When shopping for a pump there are many things you need to consider, such as the flow rate, the uplift capacity, or even whether they will work underwater. It’s a good idea to get some professional help to ensure you choose the best pump possible for your needs.
One key decision you need to make is whether to invest in submersible pumps or not.
What the Submersible Pump Does
As the name suggests, a submersible pump can be used underwater. If your pump isn’t submersible it's likely to be waterproof and capable of pumping water in the rain but not able to work under the water.
However, in many situations having a pump that works underwater makes sense. Let’s take a look at the advantages and disadvantages of a submersible pump.
If you’re mining or simply seeking to protect your home from being flooded then a submersible pump doesn’t just make sense, it’s essential.

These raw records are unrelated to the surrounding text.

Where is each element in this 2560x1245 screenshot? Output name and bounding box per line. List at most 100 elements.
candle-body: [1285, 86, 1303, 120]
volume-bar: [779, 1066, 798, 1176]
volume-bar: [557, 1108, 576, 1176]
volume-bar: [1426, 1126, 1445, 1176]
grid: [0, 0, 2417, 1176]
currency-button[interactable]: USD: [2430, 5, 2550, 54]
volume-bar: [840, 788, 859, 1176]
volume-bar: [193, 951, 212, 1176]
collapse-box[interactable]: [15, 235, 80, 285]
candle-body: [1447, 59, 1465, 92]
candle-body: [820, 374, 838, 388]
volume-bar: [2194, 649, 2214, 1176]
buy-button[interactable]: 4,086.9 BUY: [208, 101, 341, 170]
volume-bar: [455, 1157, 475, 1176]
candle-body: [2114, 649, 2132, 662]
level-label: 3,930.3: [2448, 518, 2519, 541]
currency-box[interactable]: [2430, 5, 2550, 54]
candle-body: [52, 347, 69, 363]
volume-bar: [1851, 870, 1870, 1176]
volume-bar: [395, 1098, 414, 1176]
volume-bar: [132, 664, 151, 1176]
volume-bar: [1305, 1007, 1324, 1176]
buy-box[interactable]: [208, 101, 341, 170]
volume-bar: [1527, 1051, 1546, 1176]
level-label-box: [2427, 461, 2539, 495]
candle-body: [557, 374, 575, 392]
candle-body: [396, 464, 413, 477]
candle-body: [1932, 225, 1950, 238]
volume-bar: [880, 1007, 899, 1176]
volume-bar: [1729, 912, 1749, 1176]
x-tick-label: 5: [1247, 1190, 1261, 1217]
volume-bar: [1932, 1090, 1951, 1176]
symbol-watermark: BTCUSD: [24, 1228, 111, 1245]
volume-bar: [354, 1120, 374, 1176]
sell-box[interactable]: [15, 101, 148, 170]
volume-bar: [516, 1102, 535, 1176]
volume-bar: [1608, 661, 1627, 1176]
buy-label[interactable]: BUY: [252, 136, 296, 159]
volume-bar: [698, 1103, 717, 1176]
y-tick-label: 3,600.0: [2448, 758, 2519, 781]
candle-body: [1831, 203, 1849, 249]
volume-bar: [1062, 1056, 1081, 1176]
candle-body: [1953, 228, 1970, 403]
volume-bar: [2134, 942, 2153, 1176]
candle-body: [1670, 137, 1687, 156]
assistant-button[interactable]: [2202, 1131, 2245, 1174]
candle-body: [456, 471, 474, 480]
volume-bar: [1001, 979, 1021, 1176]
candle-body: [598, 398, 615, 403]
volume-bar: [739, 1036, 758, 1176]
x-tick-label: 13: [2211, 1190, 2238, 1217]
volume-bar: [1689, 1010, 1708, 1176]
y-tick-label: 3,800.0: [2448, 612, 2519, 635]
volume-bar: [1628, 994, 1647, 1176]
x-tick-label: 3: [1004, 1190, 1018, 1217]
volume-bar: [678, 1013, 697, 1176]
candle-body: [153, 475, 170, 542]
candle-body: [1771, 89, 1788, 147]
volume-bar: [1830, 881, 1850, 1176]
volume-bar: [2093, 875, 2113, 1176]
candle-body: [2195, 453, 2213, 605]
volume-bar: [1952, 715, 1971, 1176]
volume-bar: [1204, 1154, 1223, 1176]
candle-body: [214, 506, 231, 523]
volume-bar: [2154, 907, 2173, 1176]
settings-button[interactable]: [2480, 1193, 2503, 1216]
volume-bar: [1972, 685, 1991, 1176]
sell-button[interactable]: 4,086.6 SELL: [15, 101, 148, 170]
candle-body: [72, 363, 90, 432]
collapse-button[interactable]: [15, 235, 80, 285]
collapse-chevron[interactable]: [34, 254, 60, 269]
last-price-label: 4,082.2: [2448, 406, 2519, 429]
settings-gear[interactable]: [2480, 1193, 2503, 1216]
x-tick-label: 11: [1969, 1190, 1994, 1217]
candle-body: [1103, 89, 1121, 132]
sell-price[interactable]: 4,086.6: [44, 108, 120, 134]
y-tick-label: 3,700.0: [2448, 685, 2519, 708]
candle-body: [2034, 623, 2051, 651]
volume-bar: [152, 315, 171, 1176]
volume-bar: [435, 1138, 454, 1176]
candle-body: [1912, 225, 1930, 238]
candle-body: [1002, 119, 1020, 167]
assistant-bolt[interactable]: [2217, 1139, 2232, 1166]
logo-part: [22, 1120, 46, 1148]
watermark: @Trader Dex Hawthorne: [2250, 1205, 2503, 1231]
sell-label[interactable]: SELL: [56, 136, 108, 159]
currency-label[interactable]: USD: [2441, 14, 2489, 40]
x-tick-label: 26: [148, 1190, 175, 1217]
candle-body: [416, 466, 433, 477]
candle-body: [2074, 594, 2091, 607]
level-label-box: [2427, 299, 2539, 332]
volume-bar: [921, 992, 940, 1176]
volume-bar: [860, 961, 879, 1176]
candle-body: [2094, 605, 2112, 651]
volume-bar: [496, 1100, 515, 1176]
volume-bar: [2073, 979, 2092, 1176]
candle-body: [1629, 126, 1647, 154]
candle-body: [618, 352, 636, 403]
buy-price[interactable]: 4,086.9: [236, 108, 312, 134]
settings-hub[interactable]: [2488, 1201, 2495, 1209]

The pup can be located at the lowest point of the mine or your home. It will then remove the water even when it is fully submerged.
In a working situation, this can help you to see what you’re doing. At home, it can ensure the water is pumped out of your home before it causes extensive damage.
Submersible pumps are designed to start as soon as the sensor detects the presence of water. They don’t need to be primed or have any human interference. They are already below water level which means they are primed and can start straight away.
A submersible pump turns on and off as needed reducing your running costs in comparison to monitoring one and manually turning it on and off. But, they also maintain liquid in the head of the pump. This is because they are underwater and it improves the suction in the pump. Consequently, they need less power to work efficiently, again saving you money.
Submersible pumps don’t make a lot of noise and the noise they generate is likely to be absorbed by the water they are sat in. In other words, they’re going to sound virtually silent. The same cannot be said for non-submersible pumps.
You should note that it is not always easy to get to a submersible pump. At home, the t may be shallow making access comparatively easy. But, in many situations, the pump is much deeper in the ground, such as in the well. This can make it very difficult to inspect them or provide routine maintenance.
Pumps that sit in water are more likely to experience corrosion of their parts. Water and metal don’t mix well. Add in the minerals in the water and even the pipes can perish quicker than expected. To eliminate this issue the pumps need to be made of corrosion-resistant material. This increases the cost of manufacturing and subsequently purchasing the pumps.
That’s an important consideration if your budget is limited. Although, with good maintenance, submersible pumps should last longer than non-submersible ones.